On my other thread, someone mentioned Pit Bull Plecos being aggressive. I was surprised, as I thought they were pretty mild from what I've read. And people seemed to love them. I am definitely putting the female betta I've been eyeing at Petsmart in there (if she's still available) along with some Kuhli loaches and maybe a couple ghost shrimp. The one I have in the 10 gallon is doing great and the male betta doesn't bother him. If the female eats them, well, then so be it. I don't care for very small fish (like tetras) so any more ideas on what else I can stock in there besides two or three cories? The only other thing in there would be a Mystery snail, so far. I was going to divide the 40 gallon and be able to have two bettas, but I don't want to divide a 20 gallon. I want the fish to have more room. So any more fish suggestions? I like milder, slower moving fish, not flighty, skittish ones. I may just end up dividing it so I can have another male betta, the more I think about it. One thing I know for sure is that I'm going to have a female betta.


----------



## hanky (Jan 18, 2012)

*Re: Getting a 20 gallon instead of the 40. Oh well. . .*

ever consider a sorority of bettas? that would be 4-6 females all together in one tank, I dont know alot about them but I think they work out better if all the girls come from one spawn, but dont quote me, check into it if interested. Tell your husband we all said welcome to the hobby lol.


----------



## hanky (Jan 18, 2012)

*Re: Getting a 20 gallon instead of the 40. Oh well. . .*

This lady is on our forum "majerah1" she is like the betta expert here, ask her or check out some of her threads


----------



## congar15 (Dec 6, 2011)

If pitbull plecos are the same as rubberlip plecos, they're not aggressive. Mine are so passive and just grave on algae and driftwood all day. Very cool looking fish. I'd reccomend them, and even with shrimp I doubt they'd attack.


----------



## seaecho (Jan 31, 2012)

If I can find a Pit Bull Pleco, I'll get it then! Problem is, Petsmart, Petco and the LFS here don't carry anything but the plecos that get HUGE. I saw one today that I could not believe. I knew they got big, but this one was easily 3 ft. long and WIDE. He must have been 8-9 inches wide, and I'm not exaggerating. The guy who worked there showed him to me when I commented on how big some of the others were. I was in awe!


----------



## Summer (Oct 3, 2011)

Sorry your 40 didnt work out but you can always keep an eye out for a stand while stocking your 20!


----------



## seaecho (Jan 31, 2012)

Summer, I don't have ROOM for a stand! Honestly, every inch of space in this house is taken up by furniture. I have a lot of houseplants too (over 150) so you can imagine how many plant stands I have. So it really limits my available space to almost nil.

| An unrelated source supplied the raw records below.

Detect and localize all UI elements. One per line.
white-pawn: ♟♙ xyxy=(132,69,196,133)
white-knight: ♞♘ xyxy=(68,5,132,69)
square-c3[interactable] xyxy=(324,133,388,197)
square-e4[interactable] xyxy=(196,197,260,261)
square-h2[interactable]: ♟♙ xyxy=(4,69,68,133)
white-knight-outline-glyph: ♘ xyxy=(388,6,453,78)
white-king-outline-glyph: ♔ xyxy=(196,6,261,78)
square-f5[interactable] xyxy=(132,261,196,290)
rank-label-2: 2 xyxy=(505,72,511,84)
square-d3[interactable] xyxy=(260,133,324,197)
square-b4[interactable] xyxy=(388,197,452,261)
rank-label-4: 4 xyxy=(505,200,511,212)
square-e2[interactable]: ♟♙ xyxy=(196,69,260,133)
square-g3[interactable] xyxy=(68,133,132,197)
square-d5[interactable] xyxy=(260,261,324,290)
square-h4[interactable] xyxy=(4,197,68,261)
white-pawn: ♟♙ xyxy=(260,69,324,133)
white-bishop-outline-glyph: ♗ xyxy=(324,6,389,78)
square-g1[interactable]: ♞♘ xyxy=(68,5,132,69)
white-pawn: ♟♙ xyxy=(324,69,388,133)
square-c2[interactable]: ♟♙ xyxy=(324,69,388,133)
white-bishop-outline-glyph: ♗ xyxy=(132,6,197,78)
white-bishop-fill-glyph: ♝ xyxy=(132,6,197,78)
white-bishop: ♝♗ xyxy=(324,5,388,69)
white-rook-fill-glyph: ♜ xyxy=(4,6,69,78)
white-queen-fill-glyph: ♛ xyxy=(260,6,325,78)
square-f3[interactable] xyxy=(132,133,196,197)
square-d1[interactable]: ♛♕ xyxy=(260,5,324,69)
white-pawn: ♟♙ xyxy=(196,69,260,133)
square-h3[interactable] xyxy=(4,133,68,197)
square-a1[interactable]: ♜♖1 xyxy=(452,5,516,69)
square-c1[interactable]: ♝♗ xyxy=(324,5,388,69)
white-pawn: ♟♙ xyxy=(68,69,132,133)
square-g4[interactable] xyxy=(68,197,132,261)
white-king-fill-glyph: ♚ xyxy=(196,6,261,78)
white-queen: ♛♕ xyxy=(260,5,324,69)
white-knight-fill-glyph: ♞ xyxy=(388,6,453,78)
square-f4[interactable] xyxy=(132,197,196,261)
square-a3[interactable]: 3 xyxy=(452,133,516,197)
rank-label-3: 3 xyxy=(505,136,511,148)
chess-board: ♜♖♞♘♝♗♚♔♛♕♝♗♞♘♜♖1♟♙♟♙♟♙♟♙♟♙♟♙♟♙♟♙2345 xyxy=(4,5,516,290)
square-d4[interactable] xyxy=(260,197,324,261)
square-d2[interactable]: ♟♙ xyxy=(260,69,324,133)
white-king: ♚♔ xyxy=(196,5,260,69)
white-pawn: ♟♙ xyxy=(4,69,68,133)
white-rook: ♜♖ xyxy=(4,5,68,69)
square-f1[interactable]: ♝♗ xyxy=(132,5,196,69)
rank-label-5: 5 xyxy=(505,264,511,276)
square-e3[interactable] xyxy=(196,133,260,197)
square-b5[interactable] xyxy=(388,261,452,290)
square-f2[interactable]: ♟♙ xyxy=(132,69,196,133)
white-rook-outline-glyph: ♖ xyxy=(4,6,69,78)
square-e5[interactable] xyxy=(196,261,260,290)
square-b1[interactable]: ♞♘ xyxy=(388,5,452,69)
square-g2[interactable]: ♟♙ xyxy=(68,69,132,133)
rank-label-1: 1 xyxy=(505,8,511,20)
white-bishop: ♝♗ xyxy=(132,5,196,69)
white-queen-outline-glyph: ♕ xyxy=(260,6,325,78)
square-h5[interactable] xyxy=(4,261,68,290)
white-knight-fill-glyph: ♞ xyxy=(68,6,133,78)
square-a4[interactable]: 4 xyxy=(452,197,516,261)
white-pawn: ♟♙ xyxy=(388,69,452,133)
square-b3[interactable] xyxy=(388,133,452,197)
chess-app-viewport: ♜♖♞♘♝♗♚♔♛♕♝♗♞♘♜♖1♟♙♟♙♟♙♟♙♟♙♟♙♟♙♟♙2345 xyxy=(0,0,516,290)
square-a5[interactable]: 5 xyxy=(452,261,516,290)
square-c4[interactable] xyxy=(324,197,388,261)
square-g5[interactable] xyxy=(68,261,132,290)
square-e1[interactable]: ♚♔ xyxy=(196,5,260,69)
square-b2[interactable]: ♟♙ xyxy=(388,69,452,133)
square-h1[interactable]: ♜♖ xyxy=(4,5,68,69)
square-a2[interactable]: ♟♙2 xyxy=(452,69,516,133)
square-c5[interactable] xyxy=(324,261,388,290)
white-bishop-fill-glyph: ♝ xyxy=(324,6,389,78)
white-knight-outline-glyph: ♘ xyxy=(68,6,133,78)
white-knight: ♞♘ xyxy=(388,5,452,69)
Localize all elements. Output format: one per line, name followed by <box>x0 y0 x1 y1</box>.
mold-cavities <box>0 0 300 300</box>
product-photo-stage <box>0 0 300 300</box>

And yes, Congar, from what I've read online, a Rubberlip is the same as a Pit Bull Pleco. I'd love to have a Pleco. They sound just as fascinating to me as the Kuhli Loaches.

Hanky, I did, in fact, consider a sorority. But after researching it for a while, I found that at least half of sources of info I found stated that there was a good chance it wouldn't work. And I certainly don't want to end up with any injured bettas. And I only have one 7 gallon extra tank anyway if they were to fight. The idea really is intriguing to me, but the risk is just more than I want to take. So I think it'll be a couple of ghost shrimp and a pleco. With the Kuhli Loaches I now have, I think the tank will be decently stocked.


----------